Photograph -- U.S. President Donald Trump casts shadows on the wall as he walks with Poland's President Andrzej Duda at the end of a joint press conference, in Warsaw,... Czarek Sokolowski

Donald Trump hasn’t been shy in recent weeks about publicly slamming his own attorney general, Jeff Sessions, mocking him as “very weak.” Asked whether Sessions would remain at his post, the president was recently non-committal, saying only that “time will tell.”

And yet, new White House Chief of Staff John Kelly reportedly reached out to the attorney general directly over the weekend, reassuring Sessions that his position is safe, Trump’s rhetoric notwithstanding.

We don’t know exactly how Kelly put it, but given the circumstances, it’s likely the retired general told Sessions not to worry too much about what the president says. As CNBC’s John Harwood wrote yesterday, there’s a lot of this going around.

Increasingly, federal officials are deciding to simply ignore President Donald Trump.

As stunning as that sounds, fresh evidence arrives every day of the government treating the man elected to lead it as someone talking mostly to himself.

On Tuesday alone, the commandant of the Coast Guard announced he will “not break faith” with transgender service members despite Trump’s statement that they could no longer serve. Fellow Republicans in the Senate moved ahead with other business despite the president’s insistence that they return to repealing Obamacare. Secretary of State Rex Tillerson said, “we certainly don’t blame the Chinese” for North Korea’s nuclear program after Trump claimed, “China could easily solve this problem.” And Vice President Mike Pence said the president and Congress speak in a “unified voice” on a bipartisan Russia sanctions bill Trump has signed, but not publicly embraced.
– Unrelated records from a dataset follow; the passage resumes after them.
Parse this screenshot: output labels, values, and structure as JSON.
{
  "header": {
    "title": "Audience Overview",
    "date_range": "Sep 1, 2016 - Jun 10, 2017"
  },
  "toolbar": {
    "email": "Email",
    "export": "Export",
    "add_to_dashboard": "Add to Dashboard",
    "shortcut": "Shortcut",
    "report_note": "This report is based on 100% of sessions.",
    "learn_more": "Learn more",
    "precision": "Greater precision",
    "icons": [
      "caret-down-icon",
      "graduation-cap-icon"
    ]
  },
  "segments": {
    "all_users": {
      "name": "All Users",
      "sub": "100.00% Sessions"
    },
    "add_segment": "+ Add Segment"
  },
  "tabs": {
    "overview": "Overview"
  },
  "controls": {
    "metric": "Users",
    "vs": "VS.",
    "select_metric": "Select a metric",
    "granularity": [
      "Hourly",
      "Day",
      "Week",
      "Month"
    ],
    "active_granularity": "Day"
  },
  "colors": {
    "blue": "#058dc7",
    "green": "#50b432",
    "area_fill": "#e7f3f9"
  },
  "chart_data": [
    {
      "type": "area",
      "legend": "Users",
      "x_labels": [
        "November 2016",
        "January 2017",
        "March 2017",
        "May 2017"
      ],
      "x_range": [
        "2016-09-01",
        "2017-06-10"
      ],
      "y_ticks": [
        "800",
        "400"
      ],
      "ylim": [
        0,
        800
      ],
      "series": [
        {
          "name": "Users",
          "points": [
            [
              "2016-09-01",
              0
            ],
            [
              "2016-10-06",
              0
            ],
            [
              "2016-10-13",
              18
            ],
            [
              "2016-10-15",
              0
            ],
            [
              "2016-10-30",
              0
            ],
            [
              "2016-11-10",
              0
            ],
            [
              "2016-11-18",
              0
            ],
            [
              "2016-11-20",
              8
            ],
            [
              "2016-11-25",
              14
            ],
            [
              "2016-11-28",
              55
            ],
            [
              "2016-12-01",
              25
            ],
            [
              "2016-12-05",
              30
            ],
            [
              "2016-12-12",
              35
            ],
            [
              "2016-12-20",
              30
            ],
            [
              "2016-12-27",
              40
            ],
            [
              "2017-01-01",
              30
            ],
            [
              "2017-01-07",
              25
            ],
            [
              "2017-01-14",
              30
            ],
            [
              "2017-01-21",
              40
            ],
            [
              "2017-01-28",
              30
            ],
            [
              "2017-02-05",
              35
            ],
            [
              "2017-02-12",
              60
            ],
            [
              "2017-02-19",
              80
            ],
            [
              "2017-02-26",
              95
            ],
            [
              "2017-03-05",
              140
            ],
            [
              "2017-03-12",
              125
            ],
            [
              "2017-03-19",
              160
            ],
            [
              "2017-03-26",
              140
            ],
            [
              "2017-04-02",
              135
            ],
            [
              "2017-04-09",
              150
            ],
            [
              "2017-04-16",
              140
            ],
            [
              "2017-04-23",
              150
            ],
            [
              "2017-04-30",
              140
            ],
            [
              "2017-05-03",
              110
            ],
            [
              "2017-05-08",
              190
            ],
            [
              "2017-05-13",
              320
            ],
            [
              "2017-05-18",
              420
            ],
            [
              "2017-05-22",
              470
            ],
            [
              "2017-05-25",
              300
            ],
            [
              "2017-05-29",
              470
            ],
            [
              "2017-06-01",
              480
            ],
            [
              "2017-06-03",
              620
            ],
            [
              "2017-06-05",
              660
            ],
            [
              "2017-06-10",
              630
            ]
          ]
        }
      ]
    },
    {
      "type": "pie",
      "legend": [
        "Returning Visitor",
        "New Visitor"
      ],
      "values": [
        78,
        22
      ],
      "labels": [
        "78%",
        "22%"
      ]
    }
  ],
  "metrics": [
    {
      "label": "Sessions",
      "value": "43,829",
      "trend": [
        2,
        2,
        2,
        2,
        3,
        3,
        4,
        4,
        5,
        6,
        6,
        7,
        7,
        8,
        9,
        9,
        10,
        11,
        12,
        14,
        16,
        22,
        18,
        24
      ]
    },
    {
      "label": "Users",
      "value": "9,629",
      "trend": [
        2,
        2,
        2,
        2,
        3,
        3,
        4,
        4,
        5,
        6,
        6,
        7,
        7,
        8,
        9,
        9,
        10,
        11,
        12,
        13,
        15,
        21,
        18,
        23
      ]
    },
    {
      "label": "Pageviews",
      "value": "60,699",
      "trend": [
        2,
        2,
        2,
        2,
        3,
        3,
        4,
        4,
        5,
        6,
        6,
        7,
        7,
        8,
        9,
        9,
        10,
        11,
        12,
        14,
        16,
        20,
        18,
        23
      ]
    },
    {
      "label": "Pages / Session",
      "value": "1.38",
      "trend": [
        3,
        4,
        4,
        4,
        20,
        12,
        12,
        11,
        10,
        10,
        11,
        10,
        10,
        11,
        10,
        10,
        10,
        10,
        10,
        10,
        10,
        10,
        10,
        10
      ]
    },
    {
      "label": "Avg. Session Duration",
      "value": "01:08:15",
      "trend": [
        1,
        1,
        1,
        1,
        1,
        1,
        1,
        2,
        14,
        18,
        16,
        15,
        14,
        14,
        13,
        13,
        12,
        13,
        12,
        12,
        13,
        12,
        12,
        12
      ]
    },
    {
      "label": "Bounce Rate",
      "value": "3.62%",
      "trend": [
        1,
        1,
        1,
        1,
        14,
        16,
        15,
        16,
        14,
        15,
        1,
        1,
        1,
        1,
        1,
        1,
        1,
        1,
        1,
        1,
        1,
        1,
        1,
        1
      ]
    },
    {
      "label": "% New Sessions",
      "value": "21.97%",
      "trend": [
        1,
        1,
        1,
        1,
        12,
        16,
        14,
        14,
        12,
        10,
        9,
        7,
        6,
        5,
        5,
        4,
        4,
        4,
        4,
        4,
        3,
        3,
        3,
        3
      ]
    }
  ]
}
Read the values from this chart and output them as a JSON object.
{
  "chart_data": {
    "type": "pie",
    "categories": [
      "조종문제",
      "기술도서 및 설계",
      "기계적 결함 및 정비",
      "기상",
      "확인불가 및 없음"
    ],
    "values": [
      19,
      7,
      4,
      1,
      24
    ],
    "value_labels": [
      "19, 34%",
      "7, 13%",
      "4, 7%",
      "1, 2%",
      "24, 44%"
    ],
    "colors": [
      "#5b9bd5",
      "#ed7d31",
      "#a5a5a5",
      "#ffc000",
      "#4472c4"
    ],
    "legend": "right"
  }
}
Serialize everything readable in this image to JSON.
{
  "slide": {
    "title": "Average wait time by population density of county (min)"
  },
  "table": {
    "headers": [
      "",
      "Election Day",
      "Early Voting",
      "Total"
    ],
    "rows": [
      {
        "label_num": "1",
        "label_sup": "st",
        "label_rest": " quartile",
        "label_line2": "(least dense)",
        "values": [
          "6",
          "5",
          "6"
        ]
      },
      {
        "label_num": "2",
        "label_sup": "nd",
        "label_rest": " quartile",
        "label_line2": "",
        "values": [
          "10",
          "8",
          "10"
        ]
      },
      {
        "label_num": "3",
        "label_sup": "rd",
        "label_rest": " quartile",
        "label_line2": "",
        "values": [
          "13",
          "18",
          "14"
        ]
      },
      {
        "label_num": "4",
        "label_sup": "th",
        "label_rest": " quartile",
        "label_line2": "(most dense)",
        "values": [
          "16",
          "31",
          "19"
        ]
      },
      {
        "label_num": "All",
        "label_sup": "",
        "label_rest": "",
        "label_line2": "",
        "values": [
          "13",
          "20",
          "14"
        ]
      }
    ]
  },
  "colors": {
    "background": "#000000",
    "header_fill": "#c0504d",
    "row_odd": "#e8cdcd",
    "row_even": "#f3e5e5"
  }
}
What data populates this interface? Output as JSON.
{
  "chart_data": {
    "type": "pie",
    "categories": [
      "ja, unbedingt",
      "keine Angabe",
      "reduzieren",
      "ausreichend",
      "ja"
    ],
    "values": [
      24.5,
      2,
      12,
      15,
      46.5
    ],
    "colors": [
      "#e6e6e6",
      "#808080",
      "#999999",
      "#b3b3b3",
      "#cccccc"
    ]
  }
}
Harwood noted a recent LawFare piece from Jack Goldsmith, a top Justice Department official in the Bush/Cheney administration, who wrote, “What is most remarkable is the extent to which his senior officials act as if Trump were not the chief executive. Never has a president been so regularly ignored or contradicted by his own officials…. The President is a figurehead who barks out positions and desires, but his senior subordinates carry on with different commitments.”

This isn’t limited to the executive branch. Trump is ostensibly the head of the Republican Party, in addition to being president, working with like-minded allies who control Congress, but on Capitol Hill, GOP leaders also treat Trump’s directives as instructions that are easily ignored.

Trump recently insisted, for example, that the Senate hold no votes, on anything, until it passes a health care bill the White House approves of. Almost immediately thereafter, Senate Republican leaders said they were moving on from health care and scheduled a series of unrelated votes.

Similarly, at a White House event two weeks ago, Trump told Senate Republicans that, as far as he’s concerned, they shouldn’t leave D.C. until the party’s health care efforts come to a successful conclusion. This week, GOP senators decided to wrap up their work early and leave town for a multi-week break.

There was a time – say, before Jan. 20 of this year – when the words of a sitting president of the United States carried real weight, especially among those who serve in his administration and with his partisan allies. But increasingly, as Trump flails, his presidency shrinks, to the point that much of the government finds it more convenient to just ignore the amateur in the Oval Office, who doesn’t really know what he’s doing anyway.

It’s like we’re watching a president become a lame duck just six months after his inauguration.